Fred Vincy creeps up a little in my estimation (Penelope annotates him as "poor Fred" ) while Mary Garth warms my heart with her down-to-earthness..
Then there is Rosamund ...eeeek, I am not feeling the love,
'Her garment seemingly made out of the faintest blue sky, herself so immaculately blond, as if the petals of some gignatic flower had just opened and disclosed her...'
Can't you just imagine George having fun with this, writing that with tongue-in-cheek and then reading it to...er George, and the pair of them guffawing together.
And Lydgate, well what do we make of our friend Tertius I wonder??
I am sure I have read somewhere that Dr Lydgate may have been literature's very first General Practitioner, which sends me scurrying to an invaluable book that has been on my shelf for years Medicine and Literature, The Doctor's Companion to the Classics by John Salinsky..
'Our boy is very confident and very ambitious. He means to make a name for himself as a medical scientist but he also wants to shine the bright clear light of evidence-based medicine on the dubious clinical practices of the older Middlemarch doctors...not suprisingly, their reaction to Dr Lydgate is like that of your average Primary Care Group members when the clinical governance person sends round a circular : sceptical, derisory or downright hostile. As you can see the medical scene hasn't changed much in 170 years.'
Poor Tertius, shocks in store for him indeed and his 'spots of commoness' will out, but I feel his heart is in the right place and I think George Eliot wants us to feel that too. He is fallible which I like... he can put his size twelves in it good and proper, and in the most hapless of ways, yet we are reassured that he is 'morally lovable' should we be in any doubt. It is likely to be agony to watch given there is much 'bigwggism and obstructive trickery' to come, and because Rosamund has the good but impecunious doctor in her sights, and in the words of John Salinsky...
'Rosamund is not the sort of girl who can be trusted to be sensible with a credit card...'
We have had that most famous of lines about the roar on the other side of silence, but best of all I think I liked this...

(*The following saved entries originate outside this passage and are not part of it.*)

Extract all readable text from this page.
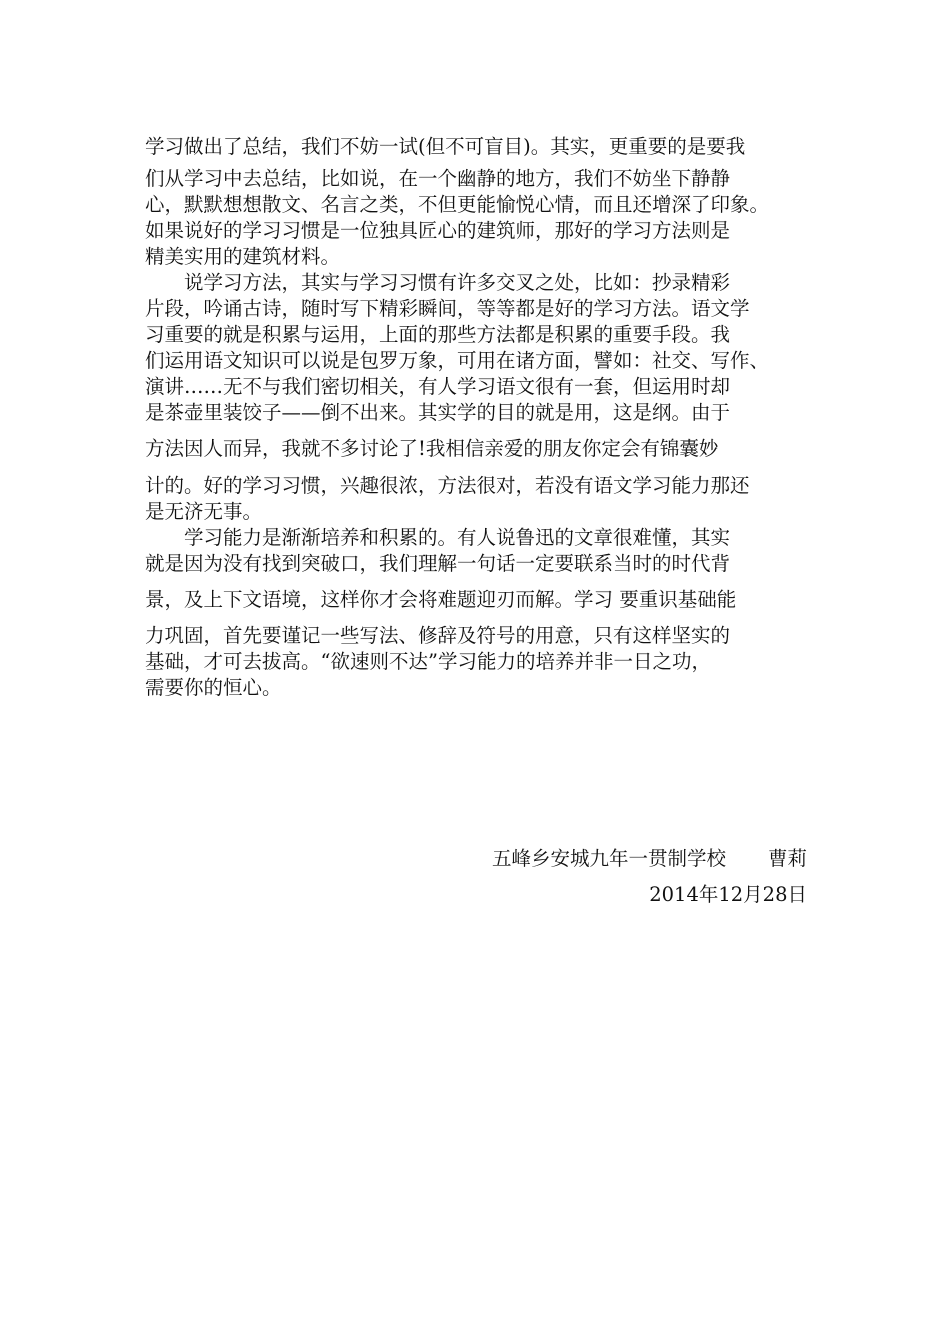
学习做出了总结，我们不妨一试(但不可盲目)。其实，更重要的是要我
们从学习中去总结，比如说，在一个幽静的地方，我们不妨坐下静静
心，默默想想散文、名言之类，不但更能愉悦心情，而且还增深了印象。
如果说好的学习习惯是一位独具匠心的建筑师，那好的学习方法则是
精美实用的建筑材料。
　　说学习方法，其实与学习习惯有许多交叉之处，比如：抄录精彩
片段，吟诵古诗，随时写下精彩瞬间，等等都是好的学习方法。语文学
习重要的就是积累与运用，上面的那些方法都是积累的重要手段。我
们运用语文知识可以说是包罗万象，可用在诸方面，譬如：社交、写作、
演讲……无不与我们密切相关，有人学习语文很有一套，但运用时却
是茶壶里装饺子——倒不出来。其实学的目的就是用，这是纲。由于
方法因人而异，我就不多讨论了!我相信亲爱的朋友你定会有锦囊妙
计的。好的学习习惯，兴趣很浓，方法很对，若没有语文学习能力那还
是无济无事。
　　学习能力是渐渐培养和积累的。有人说鲁迅的文章很难懂，其实
就是因为没有找到突破口，我们理解一句话一定要联系当时的时代背
景，及上下文语境，这样你才会将难题迎刃而解。学习 要重识基础能
力巩固，首先要谨记一些写法、修辞及符号的用意，只有这样坚实的
基础，才可去拔高。“欲速则不达”学习能力的培养并非一日之功，
需要你的恒心。
五峰乡安城九年一贯制学校 曹莉
2014年12月28日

'They found Naumann painting industriously, but no model was present; his pictures were advantageously arranged, and his own plain vivacious person set off by a dove-coloured blouse and a maroon velvet cap...'
Now over to you.
... and for those who like to plan ahead we will re-convene here to talk about Book Three Waiting for Death (which should plop through your imaginary Victorian letterbox on April 1st) on the weekend of May 19th/20th 2012.